We used the excellent Berlin transport system with ease - underground and overground trains (U Bahn and
S Bahn), a bicycle taxi down the fashionable Unter Den Linden main boulevard of Berlin as well as a water taxi. The latter had a commentary - we’ve noticed that in Germany at least the English summary of the German explanation of what we’re passing is just that, a summary - very frustrating!! The river in this instance is the Spree - reasonably narrow and not like the Danube/Rhine, but much loved by the Berliners who pepper the banks, soaking up the sun and relaxing in deck chairs provided by bistros and bars - very nice.
Berlin’s range of building types reflects its history: early 19th century ornate sandstone buildings (some rebuilt after the war and some still pockmarked with bullet holes), concrete slab Eastern bloc style buildings erected during the cold war/communist era, very stylish new buildings with lots of glass and curves and making fantastic use of open space and green areas.
Despite the destruction and misery caused by the Third Reich and the Germans’ sensitivity to that, there seems to be a subtle determination to confront the dark past and ensure it is never forgotten. For example, Hitler’s famous bunker is now buried under a carpark above
which is a simple but graphic explanation of its construction, purpose and what happened in it. The history of the SS is told through a photographic essay housed below street level in the ruins of its former headquarters. A professional guide is essential to put this part of Germany’s history into perspective.
The Riechstag is a particularly imposing building - both because of its architecture and historical significance. It was the scene of momentous events during the Hitler years - but now looks out over a huge grassy plaza that on the sunny day we visited it was being well used by picnicking Berliners. Opposite the Reichstag is the Chancellory - a fine example of the new stylish Berlin that’s really gorgeous - lots of glass and different shapes (including round holes which locals say represent “holes” in funding, for pensions for example . Just around the corner is the Brandenburg Gate which was once fronted by the Berlin Wall - and further on is the huge holocaust memorial, an area about 200 x 400 metres covered in 2711 concrete slaps of differing heights but in rows. It’s incredibly impressive, the biggest reminder of the destruction of war you can
imagine.
There’s a project in Berlin to maintain the parts of the Wall that are still standing, and to mark where the Wall went in other places. We saw several bill boards explaining how it worked at that particular point of the city. It’s not clear these days whether you are in the former East or West Berlin at any point, except that the little green man at pedestrian crossing lights in the former East Berlin wears a hat and the one in West Berlin doesn’t.
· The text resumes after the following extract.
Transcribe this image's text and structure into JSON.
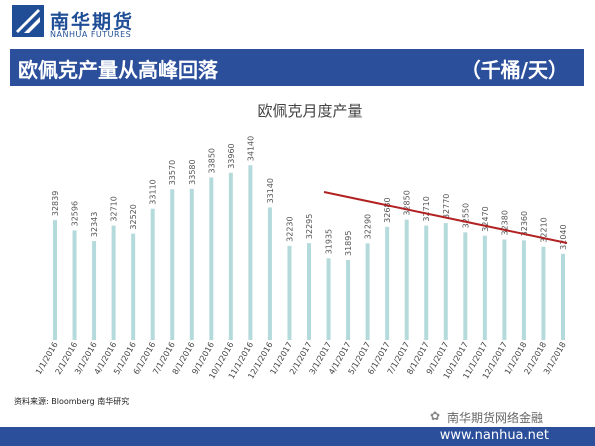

The green man has become an icon of the city and is the subject of lots of t shirts and other tourist items. Kevin also visited Checkpoint Charlie which is now set up as a tourist activity, where visitors can get stamps representing entrance into the east and western blocks of the city.
Berlin is a city of fashion - and it’s on display at Ka De We, the German version of Harrods which starts with Vera Wang and other top designers on the ground floor through to the glass eating area on the 7th and views of the city. The food there is exquisitely decorated with displays to die for. It’s near Berlin’s
Kerfurstendam Strasse - the shopping street that’s got all of the labels. We looked a little out of place in our jeans and unironed shirts - the backpack was a sure give away that we weren’t buying. But we did enjoy riding the escalators to see what was on the next floor.
As must be clear from this summary, there was so much that we were unable to see and do. Germany is a wonderful country to travel in - fantastic scenery, great people, lots to learn.....we will be back.